Die artgerechte Haltung kommt bei den Kunden gut an

Die artgerechte Haltung ist den Tieren anzusehen. Sie wirken gesund, ihr Gefieder ist intakt, und sie haben keine Verletzungen. Kannibalismus, der bei Hühnern immer wieder vorkommt, ist äußerst selten. Horrorszenarien, die man von Legebatterien hört, gibt es hier nicht. Hans-Martin Maurer weiß durch viele Mails, dass die Kundschaft dies besonders schätzt.

Die Hähne verteidigen ihre Hennen

Christie Komar ist einer der Männer, die für die Hühner zuständig sind. Er füllt zweimal in der Woche die Futterkästen auf, sorgt für frisches Wasser und reinigt das Hühnermobil. Er ist sichtlich stolz, dass er sein Revier zeigen darf. Er nimmt eine Henne hoch und präsentiert sie. Der Vogel bleibt erstaunlich gelassen. Als der Mann das Gleiche später auf der Wiese demonstrieren will, attackieren ihn zwei Hähne, die im Gegensatz zu den braungefiederten Hennen ein weißes Federkleid haben und mit ihren aufgeplusterten Federn fast doppelt so groß wirken, wie sie es tatsächlich sind. Christie Komar springt eilig über den Zaun, um dem wildgewordenen Federvieh zu entkommen. Obwohl er sich täglich um die Tiere kümmert, hat er nicht damit gerechnet, dass die Hähne ihre Hennen so energisch verteidigen. Doch die Hähne nehmen ihre Aufgabe ernst, gegebenenfalls auch gegenüber Menschen. Eigentlich sind sie dazu da, die Hühner vor Greifvögeln zu beschützen. „Wenn etwa ein Habicht über ihnen kreist, dann krähen sie so laut, dass die Hennen gewarnt sind und sich in Sicherheit bringen können“, erklärt Maurer.
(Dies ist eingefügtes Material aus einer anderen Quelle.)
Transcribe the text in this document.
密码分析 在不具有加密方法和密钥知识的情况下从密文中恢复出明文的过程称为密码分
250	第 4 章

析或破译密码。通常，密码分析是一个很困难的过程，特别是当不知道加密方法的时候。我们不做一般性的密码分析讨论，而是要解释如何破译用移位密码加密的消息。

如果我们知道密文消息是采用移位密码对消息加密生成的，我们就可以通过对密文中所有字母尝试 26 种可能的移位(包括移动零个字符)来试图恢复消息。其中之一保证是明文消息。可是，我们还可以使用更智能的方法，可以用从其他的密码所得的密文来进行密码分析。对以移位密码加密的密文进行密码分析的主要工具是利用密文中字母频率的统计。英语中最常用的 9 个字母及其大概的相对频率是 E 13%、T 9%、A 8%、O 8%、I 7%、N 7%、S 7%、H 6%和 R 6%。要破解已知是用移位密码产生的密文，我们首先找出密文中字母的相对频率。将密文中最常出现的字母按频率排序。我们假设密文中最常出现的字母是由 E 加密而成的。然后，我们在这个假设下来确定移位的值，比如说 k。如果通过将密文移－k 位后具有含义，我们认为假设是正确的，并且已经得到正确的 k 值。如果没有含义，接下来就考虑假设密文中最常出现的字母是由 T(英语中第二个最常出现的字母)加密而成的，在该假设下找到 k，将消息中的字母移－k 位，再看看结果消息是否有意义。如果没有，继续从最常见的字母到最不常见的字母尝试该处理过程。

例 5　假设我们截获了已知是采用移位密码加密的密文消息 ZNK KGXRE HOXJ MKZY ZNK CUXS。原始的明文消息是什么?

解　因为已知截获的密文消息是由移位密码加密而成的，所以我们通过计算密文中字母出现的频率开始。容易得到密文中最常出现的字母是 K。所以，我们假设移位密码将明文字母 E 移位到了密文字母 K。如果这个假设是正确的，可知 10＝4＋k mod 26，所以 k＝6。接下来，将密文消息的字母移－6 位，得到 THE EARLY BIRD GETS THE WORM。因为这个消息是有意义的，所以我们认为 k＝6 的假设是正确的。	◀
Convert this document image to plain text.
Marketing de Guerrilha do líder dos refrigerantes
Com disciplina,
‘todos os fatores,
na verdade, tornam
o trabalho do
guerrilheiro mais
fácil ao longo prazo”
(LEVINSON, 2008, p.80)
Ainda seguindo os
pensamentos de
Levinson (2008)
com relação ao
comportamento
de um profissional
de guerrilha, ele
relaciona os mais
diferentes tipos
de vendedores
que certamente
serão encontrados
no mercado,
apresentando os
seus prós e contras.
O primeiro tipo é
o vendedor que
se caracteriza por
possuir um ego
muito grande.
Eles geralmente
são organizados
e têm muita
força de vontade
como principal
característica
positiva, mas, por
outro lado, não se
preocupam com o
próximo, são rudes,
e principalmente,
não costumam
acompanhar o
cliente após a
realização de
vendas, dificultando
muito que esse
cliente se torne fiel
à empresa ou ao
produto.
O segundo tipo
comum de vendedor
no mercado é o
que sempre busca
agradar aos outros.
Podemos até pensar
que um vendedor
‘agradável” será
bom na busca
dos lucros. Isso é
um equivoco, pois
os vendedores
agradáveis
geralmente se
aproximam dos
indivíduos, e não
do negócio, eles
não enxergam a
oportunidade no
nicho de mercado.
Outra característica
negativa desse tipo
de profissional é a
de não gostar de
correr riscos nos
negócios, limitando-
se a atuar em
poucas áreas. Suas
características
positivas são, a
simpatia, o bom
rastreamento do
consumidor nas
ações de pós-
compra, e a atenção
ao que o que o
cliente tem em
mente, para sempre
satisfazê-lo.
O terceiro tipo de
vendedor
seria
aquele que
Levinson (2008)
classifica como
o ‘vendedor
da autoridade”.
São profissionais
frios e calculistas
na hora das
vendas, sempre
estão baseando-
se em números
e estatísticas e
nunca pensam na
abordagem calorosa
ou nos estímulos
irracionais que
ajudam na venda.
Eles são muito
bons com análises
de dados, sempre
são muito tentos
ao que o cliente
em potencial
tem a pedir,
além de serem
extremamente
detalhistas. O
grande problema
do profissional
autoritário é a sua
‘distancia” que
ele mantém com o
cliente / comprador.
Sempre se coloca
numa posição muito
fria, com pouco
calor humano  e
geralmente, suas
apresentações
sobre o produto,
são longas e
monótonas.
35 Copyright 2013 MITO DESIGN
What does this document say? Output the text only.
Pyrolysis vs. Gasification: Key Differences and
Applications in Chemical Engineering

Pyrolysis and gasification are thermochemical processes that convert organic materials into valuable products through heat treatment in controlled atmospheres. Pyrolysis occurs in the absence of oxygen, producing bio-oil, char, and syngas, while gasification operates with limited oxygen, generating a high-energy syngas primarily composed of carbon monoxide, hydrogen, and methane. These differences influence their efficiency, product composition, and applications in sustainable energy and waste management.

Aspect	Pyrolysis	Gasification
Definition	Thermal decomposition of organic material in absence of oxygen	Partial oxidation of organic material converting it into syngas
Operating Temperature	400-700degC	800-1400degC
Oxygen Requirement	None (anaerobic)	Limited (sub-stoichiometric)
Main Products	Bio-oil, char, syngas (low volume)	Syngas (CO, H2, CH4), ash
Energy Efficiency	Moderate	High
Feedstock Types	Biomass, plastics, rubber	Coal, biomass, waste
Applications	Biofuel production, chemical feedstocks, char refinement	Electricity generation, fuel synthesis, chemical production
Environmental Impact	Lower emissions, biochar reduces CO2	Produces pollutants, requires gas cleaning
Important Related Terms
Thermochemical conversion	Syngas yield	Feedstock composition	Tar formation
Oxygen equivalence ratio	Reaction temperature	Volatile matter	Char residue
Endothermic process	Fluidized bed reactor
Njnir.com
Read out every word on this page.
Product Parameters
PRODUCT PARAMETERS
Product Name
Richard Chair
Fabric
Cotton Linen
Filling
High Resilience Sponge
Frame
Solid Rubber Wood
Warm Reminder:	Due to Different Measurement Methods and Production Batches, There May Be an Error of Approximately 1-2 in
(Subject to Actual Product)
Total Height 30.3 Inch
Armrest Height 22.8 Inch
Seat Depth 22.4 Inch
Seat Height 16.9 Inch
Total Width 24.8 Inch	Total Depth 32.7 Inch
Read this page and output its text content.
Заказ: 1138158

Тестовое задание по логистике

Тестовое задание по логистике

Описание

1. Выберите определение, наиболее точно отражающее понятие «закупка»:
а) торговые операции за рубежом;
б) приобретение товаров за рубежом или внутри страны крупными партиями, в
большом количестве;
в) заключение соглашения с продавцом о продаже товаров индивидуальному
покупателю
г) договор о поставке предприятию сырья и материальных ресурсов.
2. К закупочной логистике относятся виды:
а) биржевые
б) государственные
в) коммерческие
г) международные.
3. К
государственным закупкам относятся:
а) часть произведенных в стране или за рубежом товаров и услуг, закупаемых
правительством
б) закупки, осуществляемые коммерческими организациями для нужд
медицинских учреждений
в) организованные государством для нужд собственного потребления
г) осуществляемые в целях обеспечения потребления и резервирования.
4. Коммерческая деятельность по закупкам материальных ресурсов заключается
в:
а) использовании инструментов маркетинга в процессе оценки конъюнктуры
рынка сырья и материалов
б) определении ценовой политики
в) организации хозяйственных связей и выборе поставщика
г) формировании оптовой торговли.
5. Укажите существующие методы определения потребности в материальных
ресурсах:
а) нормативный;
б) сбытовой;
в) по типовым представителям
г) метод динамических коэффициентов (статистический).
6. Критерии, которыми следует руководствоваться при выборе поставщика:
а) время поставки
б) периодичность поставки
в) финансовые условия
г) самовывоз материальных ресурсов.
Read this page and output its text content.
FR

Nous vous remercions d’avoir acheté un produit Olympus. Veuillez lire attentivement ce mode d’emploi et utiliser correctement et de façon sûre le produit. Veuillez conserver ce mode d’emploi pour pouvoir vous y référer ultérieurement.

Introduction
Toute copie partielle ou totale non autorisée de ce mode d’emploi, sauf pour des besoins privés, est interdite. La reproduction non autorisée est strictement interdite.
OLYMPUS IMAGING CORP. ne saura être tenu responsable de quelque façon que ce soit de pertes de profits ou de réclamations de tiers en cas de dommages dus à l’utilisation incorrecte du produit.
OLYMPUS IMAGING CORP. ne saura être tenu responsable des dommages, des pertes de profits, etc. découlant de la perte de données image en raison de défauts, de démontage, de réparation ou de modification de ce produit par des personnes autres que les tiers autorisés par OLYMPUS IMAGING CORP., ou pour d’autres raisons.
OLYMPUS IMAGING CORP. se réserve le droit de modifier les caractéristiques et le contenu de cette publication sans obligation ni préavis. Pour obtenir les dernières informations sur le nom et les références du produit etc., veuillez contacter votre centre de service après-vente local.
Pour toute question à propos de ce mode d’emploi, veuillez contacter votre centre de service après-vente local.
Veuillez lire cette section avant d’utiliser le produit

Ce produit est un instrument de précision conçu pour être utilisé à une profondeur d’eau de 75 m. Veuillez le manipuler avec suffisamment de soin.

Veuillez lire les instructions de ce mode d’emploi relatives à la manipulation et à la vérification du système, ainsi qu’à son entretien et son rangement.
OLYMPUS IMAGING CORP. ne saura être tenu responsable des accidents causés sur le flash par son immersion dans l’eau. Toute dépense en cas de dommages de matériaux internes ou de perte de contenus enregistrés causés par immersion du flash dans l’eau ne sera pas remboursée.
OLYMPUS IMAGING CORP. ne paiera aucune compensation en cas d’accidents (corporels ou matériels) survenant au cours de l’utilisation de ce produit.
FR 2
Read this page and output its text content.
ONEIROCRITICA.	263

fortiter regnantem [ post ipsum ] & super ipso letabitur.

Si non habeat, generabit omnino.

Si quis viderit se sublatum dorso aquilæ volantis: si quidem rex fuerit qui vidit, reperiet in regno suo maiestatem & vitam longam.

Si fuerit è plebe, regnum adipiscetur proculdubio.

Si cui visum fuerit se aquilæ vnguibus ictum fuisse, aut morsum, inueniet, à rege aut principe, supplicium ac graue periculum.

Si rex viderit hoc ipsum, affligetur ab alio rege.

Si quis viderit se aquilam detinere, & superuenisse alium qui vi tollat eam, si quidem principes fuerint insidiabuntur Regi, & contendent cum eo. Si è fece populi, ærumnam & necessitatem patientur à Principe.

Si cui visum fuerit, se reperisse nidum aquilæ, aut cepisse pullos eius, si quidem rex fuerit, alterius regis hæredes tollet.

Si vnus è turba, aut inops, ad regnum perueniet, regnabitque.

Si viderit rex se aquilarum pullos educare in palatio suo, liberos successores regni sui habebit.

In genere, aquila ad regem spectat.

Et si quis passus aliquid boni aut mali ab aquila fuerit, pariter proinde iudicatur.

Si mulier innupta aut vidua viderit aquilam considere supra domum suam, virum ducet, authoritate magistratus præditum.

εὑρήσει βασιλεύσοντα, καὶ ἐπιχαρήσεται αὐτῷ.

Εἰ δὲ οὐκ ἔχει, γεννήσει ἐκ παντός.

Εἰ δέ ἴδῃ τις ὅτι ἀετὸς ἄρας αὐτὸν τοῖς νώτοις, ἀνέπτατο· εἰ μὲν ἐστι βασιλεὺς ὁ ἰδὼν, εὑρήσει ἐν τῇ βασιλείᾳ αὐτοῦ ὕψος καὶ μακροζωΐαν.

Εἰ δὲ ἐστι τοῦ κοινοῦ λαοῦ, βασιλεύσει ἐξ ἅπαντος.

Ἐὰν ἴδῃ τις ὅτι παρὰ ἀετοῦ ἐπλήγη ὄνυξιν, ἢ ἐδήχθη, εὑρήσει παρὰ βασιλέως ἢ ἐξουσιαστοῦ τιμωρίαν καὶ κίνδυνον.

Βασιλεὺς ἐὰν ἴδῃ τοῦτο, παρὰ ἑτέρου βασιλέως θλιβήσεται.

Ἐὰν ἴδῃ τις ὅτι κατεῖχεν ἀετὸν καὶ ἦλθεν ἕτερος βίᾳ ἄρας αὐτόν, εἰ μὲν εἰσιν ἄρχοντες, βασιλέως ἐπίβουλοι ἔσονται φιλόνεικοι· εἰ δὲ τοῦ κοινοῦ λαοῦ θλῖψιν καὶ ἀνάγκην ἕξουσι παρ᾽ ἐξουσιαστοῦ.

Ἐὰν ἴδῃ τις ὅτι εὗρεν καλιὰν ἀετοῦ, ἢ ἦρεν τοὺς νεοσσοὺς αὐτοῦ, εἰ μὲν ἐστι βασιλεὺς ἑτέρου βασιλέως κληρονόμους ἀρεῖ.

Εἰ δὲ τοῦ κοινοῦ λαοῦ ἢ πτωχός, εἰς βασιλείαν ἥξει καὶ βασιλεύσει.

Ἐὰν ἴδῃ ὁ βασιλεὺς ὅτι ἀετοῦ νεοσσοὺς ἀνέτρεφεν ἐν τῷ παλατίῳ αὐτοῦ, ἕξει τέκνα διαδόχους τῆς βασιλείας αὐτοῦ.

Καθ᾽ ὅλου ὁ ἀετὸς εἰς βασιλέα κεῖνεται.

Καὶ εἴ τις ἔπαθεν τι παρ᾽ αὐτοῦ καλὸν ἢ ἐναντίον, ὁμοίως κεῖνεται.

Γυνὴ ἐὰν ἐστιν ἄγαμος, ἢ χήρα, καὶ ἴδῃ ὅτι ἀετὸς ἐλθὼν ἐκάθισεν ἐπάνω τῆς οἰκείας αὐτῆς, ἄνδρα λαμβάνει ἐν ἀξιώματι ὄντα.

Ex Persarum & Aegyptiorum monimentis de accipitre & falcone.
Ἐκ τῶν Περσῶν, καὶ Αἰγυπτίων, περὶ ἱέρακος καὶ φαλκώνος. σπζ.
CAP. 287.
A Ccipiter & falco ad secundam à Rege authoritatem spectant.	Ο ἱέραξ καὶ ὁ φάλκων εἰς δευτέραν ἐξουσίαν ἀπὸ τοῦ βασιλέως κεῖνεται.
Die Hühnerpatenschaften sind so gut angekommen, dass die Lebenshilfe ein drittes Hühnermobil anschaffen möchte. „50 bis 60 Paten sind es zurzeit, und das Interesse lässt nicht nach“, sagt Maurer. So wie es aussieht, hat die gemeinnützige Einrichtung auch schon einen Sponsor gefunden, der bereit ist, einen Zuschuss für das dritte Hühnermobil zu geben. Die Anschaffungskosten eines solchen mobilen Hühnerstalls beziffert Hans-Martin Maurer auf rund 40 000 Euro.